Some displaced persons expressed fears that Russian forces would detain their husbands and sons. The husband of "Fatima" (not her real name) had been detained and beaten by Russian soldiers in the 1994-96 war, and she feared that if the family returns to Assinovskaya, her husband would be mistreated again.

"Rozet" (not her real name), a mother of three from Samashki, was told she had two days to return home. She said her house was ruined in the bombing of Samashki, and she feared for the safety of her children: "I'm afraid for my son, that the soldiers will arrest him," she told Human Rights Watch. "Of course, we are afraid for our daughters, too, and [that] is the reason we left our village and are staying here."

Human Rights Watch called on all authorities to cease using the denial of food as a means to pressure displaced persons to return. It urged Russian authorities, together with the international community, to provide comprehensive information to displaced persons regarding the true state of their home and security of their village, so that they can make informed decisions about returning.

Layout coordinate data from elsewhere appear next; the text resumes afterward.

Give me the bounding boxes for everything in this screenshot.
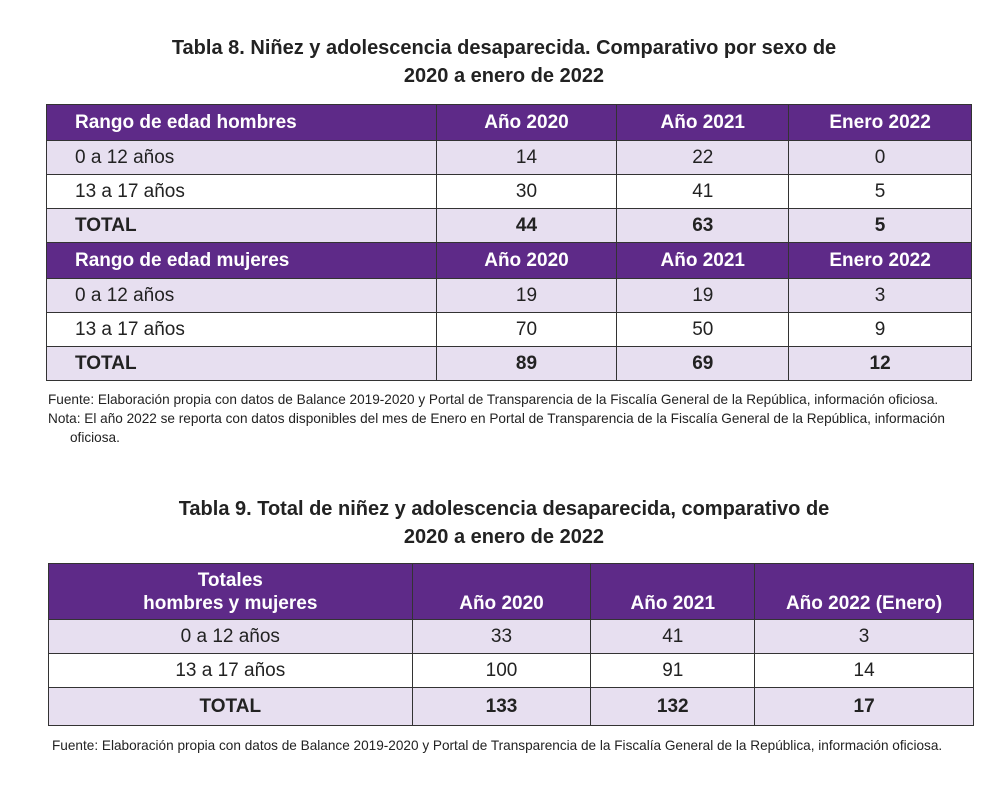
cell: 12 [788,346,972,381]
table-row: Rango de edad hombres Año 2020 Año 2021 Ene… [46,104,972,141]
cell: 133 [411,687,592,726]
table-row: 0 a 12 años 33 41 3 [48,619,974,654]
row-label: 13 a 17 años [48,653,413,688]
cell: 5 [788,174,972,209]
title-line: Tabla 9. Total de niñez y adolescencia d… [178,498,830,520]
table-9: Totales hombres y mujeres Año 2020 Año 202… [48,563,974,726]
row-label: 13 a 17 años [46,174,437,209]
note: Nota: El año 2022 se reporta con datos d… [48,411,945,445]
table-row: 0 a 12 años 19 19 3 [46,278,972,313]
cell: Año 2022 (Enero) [754,563,974,620]
table-9-title: Tabla 9. Total de niñez y adolescencia d… [0,495,1008,551]
table-row: 13 a 17 años 70 50 9 [46,312,972,347]
title-line: 2020 a enero de 2022 [403,526,605,548]
cell: 63 [616,208,790,243]
cell: 69 [616,346,790,381]
cell: 19 [435,278,618,313]
cell: Enero 2022 [788,104,972,141]
note: Fuente: Elaboración propia con datos de … [52,738,943,753]
row-label: Rango de edad mujeres [46,242,437,279]
row-label: 0 a 12 años [46,140,437,175]
title-line: Tabla 8. Niñez y adolescencia desapareci… [171,37,837,59]
row-label: TOTAL [48,687,413,726]
cell: Año 2021 [616,242,790,279]
table-row: TOTAL 89 69 12 [46,346,972,381]
title-line: 2020 a enero de 2022 [403,65,605,87]
cell: Año 2020 [435,104,618,141]
cell: 17 [754,687,974,726]
table-row: TOTAL 44 63 5 [46,208,972,243]
cell: 14 [754,653,974,688]
row-label: Rango de edad hombres [46,104,437,141]
table-8-title: Tabla 8. Niñez y adolescencia desapareci… [0,34,1008,90]
cell: 41 [590,619,756,654]
note: Fuente: Elaboración propia con datos de … [48,392,939,407]
cell: Enero 2022 [788,242,972,279]
table-9-notes: Fuente: Elaboración propia con datos de … [52,736,978,755]
cell: 44 [435,208,618,243]
cell: 91 [590,653,756,688]
row-label: 13 a 17 años [46,312,437,347]
table-row: Rango de edad mujeres Año 2020 Año 2021 Ene… [46,242,972,279]
cell: Año 2021 [590,563,756,620]
cell: 3 [788,278,972,313]
cell: 5 [788,208,972,243]
table-row: Totales hombres y mujeres Año 2020 Año 202… [48,563,974,620]
table-row: 0 a 12 años 14 22 0 [46,140,972,175]
cell: 33 [411,619,592,654]
cell: 30 [435,174,618,209]
cell: 70 [435,312,618,347]
cell: 14 [435,140,618,175]
cell: 89 [435,346,618,381]
table-row: TOTAL 133 132 17 [48,687,974,726]
table-row: 13 a 17 años 30 41 5 [46,174,972,209]
cell: 19 [616,278,790,313]
row-label: 0 a 12 años [48,619,413,654]
cell: 0 [788,140,972,175]
row-label: Totales hombres y mujeres [48,563,413,620]
cell: 100 [411,653,592,688]
row-label: 0 a 12 años [46,278,437,313]
table-8-notes: Fuente: Elaboración propia con datos de … [48,390,978,447]
cell: Año 2021 [616,104,790,141]
cell: 9 [788,312,972,347]
cell: 132 [590,687,756,726]
cell: 22 [616,140,790,175]
cell: 3 [754,619,974,654]
cell: Año 2020 [435,242,618,279]
row-label: TOTAL [46,346,437,381]
row-label: TOTAL [46,208,437,243]
cell: Año 2020 [411,563,592,620]
table-8: Rango de edad hombres Año 2020 Año 2021 Ene… [46,104,972,381]
table-row: 13 a 17 años 100 91 14 [48,653,974,688]
cell: 50 [616,312,790,347]
cell: 41 [616,174,790,209]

Domestic and international humanitarian agencies should provide reconstruction materials to those whose homes have been damaged, and deploy protection teams to monitor the rights of displaced persons in camps. International agencies should provide assistance to the camps in Ingushetia to help relieve the burden on the Russian authorities. The Russian government should allow international agencies full and unimpeded access to all internally displaced persons.

The Guiding Principles on Internal Displacement, which are the internationally-accepted standards for treatment of internally displaced persons, explicitly prohibit the forced return of refugees and displaced persons, and guarantee them rights to humanitarian assistance. The Principles also provide that national governments must accept international offers of help in the event that they are unable to provide adequate assistance to internally displaced persons.